If the player had set out to play 127 hands with intention of establishing proof of a fix, he'd have landed on a four million to one event. Pretty good evidence. As it is, this is just painful, not conclusive.

All of which is to say: don't go bothering Mike with this, 'cos it'll lead nowhere.

I've never played Chartwell baccarat, but I've played plenty of blackjack and have not the slightest doubt that the game is not randomly dealt. Can't prove it, nor am I much inclined to try. Just horrible software.
 
caruso said:
As usual, a statistical test is only valid if the parametres are established first, as in the Casino Bar experiment. In this case, assuming 33,000 to one is correct, you'd expect a result like this over 127 hands once every 33,126 hands if my recollection of the process is correct - you need to "reset" the test on each subsequent hand when you do it retrospectively like this.

You are close.

You'd expect -44 units *or worse* over 127 hands....etc etc rest of your post.

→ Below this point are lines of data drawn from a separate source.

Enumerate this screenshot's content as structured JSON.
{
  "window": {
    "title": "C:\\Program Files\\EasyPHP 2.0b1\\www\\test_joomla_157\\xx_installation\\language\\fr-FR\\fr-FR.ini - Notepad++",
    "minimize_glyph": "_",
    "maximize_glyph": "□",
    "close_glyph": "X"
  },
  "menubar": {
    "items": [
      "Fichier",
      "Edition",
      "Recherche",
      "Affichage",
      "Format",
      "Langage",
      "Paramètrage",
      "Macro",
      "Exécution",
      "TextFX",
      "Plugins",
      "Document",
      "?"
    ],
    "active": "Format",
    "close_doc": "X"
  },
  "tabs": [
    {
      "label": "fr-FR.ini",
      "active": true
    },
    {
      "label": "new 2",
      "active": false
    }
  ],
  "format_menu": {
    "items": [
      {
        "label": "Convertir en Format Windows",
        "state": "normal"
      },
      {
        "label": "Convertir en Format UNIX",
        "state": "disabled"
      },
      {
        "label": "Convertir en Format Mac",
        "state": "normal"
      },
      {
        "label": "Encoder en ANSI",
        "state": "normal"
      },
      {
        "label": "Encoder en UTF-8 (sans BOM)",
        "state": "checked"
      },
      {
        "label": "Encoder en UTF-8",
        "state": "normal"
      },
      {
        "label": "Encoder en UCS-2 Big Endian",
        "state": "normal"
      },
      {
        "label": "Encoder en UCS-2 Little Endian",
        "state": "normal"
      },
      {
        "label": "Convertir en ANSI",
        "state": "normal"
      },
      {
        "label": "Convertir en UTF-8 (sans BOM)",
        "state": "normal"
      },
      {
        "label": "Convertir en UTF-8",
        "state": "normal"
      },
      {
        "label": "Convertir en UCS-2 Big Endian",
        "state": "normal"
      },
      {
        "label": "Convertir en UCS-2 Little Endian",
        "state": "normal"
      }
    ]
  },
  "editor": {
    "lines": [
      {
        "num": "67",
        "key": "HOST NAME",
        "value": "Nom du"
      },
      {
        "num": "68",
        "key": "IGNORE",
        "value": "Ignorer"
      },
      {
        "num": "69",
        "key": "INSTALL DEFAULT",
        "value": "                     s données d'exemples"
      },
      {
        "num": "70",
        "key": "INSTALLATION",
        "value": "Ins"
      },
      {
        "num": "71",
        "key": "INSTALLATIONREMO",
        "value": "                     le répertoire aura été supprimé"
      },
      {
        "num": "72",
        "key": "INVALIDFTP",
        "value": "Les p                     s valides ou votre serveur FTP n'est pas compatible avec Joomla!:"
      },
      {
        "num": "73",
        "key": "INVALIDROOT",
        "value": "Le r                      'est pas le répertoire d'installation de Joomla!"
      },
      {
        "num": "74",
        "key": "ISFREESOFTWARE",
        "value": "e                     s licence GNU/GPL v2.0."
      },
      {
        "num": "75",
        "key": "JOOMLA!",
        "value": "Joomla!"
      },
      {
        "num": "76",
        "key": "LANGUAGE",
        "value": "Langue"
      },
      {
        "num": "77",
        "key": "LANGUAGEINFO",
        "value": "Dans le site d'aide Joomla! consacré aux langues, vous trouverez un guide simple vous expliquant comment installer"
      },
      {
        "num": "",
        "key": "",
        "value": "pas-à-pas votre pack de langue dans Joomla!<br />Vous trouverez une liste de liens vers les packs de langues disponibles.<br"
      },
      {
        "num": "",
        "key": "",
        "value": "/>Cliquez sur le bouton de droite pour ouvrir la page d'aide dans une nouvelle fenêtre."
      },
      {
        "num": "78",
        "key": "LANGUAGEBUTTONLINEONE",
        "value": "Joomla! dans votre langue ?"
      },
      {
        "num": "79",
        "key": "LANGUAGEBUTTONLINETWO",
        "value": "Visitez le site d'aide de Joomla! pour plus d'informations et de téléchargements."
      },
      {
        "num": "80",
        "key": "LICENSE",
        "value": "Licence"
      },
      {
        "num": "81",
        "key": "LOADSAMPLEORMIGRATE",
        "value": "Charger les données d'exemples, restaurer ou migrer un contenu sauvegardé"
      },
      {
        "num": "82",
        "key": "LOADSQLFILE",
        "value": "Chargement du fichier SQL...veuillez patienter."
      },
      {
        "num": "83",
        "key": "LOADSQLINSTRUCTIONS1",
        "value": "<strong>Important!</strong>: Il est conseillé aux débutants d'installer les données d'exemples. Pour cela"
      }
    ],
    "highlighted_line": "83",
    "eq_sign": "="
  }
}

This is alarming but not entirely impossible. If this is a casino that uses independent software rather than one of the major software providers (Microgaming, Playtech, RTG, Boss, Wagerlogic, etc) I'd personally chose to avoid any further play there.
 
I had a run at Wagerworks BJ where I was 81 units up after 400 hands/units.

Works out to be over 3.5 SD.

Just goes to show these 'bad sessions' can go both ways.
 
SD doesn't mean anything if you can't give me a confidence interval. Who cares if you get a SD of 50 if your CI is only 2%. Give me something that is 99.5% CI and tell me the SD and then tell me Charterwell is cheating.

Crovax
 
The thing is that you don't get 4 standard deviations from your expected result by flipping a coin four times - ever. When you already know the SD, you don't really need the sample size. The number of events is already taken into consideration when calculationg the standard deviation.

However, as someone posted before, you need to set the parameters before you make the test. Either that or get a ridicoulusly improbable result, like 50 SD down.

I don't think chartwell is cheating either. But, man is that guy unlucky?...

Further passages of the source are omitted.